Guimarães Rosa nos deixou esta inspiração, quiçá este legado: SERTÃO SER TAL!

Conheci a obra de Guimarães Rosa, através do meu pai, que decorava parágrafos inteiros do Grande Sertão Veredas e os recitava nos seus merecidos descansos dos finais de semana em nossa casa de campo. Eu ouvia e queria ir mais fundo.

Criança ainda, não encontrava aquele SER TAL, mas algo em mim apontava um caminho. Não demorou muito: nos braços, no seio e no útero da MÃE TERRA, fui seguindo pequenos VAGALUMES, que me guiaram ao SER TAL.

Cresci um pouco diferente das meninas, das mocinhas da minha época, mas seguia feliz na plena solitude do SER TAL: Caminhos desbravei, sertão afora da minha vida.
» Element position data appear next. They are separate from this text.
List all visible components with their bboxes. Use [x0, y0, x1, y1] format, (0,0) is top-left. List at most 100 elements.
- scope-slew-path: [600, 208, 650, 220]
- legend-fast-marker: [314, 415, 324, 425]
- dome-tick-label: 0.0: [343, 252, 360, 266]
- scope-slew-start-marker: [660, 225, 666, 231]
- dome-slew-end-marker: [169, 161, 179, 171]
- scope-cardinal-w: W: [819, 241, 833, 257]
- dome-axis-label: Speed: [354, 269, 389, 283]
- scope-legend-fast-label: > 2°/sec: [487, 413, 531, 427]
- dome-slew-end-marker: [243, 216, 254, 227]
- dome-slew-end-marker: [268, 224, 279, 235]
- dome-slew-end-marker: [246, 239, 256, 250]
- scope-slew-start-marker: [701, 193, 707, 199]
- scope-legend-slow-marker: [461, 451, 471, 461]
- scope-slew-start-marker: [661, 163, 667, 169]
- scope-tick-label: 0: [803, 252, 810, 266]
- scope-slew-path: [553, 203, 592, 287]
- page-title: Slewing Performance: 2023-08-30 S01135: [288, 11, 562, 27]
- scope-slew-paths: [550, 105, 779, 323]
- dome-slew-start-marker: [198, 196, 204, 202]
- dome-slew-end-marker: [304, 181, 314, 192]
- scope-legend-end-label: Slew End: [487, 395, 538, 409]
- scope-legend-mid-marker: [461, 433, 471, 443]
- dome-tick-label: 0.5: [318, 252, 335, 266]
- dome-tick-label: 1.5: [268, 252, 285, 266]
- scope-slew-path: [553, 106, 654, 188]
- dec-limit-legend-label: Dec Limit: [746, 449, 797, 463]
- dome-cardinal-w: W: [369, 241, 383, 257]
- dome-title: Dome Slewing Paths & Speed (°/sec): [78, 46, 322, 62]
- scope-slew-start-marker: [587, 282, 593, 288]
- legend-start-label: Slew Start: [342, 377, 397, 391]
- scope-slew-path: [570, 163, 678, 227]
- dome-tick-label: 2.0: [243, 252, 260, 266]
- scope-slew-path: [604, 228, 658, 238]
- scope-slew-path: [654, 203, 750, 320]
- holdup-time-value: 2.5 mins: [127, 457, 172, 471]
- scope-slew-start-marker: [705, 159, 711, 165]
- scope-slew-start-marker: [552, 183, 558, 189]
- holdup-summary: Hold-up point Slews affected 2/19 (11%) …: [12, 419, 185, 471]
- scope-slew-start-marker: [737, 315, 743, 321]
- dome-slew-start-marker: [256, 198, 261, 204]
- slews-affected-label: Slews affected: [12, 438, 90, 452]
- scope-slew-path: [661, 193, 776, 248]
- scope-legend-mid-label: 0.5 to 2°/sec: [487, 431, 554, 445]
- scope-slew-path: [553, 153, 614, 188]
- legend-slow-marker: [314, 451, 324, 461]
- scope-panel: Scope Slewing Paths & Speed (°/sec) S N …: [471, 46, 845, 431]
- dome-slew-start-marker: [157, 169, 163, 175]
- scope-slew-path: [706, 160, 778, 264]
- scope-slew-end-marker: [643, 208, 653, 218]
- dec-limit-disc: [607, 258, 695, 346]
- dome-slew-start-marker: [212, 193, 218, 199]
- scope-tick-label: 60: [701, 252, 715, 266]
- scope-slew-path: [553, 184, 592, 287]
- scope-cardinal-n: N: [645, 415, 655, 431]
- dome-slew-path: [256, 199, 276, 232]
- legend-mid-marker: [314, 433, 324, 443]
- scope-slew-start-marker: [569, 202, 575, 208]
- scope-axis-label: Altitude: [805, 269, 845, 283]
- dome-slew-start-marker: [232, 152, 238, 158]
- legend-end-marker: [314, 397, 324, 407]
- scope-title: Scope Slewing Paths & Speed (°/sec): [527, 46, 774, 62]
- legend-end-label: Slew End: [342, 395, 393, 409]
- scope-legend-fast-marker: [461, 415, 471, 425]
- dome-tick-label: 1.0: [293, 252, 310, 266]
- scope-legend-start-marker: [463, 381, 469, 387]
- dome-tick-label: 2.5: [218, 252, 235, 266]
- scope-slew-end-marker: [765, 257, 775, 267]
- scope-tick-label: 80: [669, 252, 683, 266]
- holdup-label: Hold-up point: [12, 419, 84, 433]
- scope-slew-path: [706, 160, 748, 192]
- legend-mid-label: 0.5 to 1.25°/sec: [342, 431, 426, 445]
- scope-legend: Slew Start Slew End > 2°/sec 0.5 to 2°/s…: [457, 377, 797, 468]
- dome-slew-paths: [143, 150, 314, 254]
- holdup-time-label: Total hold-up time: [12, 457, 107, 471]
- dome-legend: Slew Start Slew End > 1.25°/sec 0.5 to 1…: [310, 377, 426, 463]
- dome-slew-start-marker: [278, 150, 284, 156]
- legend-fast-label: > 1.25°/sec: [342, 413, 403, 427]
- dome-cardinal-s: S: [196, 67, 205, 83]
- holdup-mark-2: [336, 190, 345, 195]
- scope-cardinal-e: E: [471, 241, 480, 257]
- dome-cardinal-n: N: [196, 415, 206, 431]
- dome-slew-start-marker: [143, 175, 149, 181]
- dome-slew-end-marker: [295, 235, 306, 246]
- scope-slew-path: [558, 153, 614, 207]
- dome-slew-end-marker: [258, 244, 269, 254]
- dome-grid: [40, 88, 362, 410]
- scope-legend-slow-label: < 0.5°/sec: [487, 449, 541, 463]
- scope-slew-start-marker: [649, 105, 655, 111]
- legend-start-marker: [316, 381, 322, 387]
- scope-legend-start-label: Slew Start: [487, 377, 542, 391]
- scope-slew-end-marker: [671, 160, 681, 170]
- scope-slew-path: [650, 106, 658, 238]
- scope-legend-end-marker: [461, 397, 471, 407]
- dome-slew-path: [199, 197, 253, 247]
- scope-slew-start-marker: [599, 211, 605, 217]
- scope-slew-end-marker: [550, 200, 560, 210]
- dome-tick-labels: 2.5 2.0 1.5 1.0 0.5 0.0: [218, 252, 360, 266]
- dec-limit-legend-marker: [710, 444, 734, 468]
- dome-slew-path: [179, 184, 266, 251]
Subi montanhas, pulei riachos, tropecei em pedras, desviei-me de caminhos, me perdi em encruzilhadas, mas nunca desisti do SERTÃO!

Ele era o Norte, e porque não dizer o Leme! “Tudo vale a pena se a Alma não é pequena”; E assim caminhei. Até receber a Graça de parar neste lugarejo chamado SERTÃO com meu amor Orestes.

Presente recebido dos deuses, possibilitado por ele: Orestes. Que na primeira semana o batizou de Sertãozinho.

Aqui estamos há 22 anos juntos. Subindo a montanha, mas também deslizando em riachos, remando juntos no rio, ouvindo o coração nas encruzilhadas e seguindo em frente.

Ele com seus 6 filhos, eu com 3 . Os 6 fazendo parte da nossa história, da nossa jornada  e neste momento compreendo o nome Sertãozinho.

Era realmente o nome inspirado por ELE, porque aqui nesta montanha, nesta terra sagrada para nós, compreendemos que aqui chegam almas e almas pedem aconchego, carinho, doçura e essa é a grande travessia para SER TAL! SERTÃO!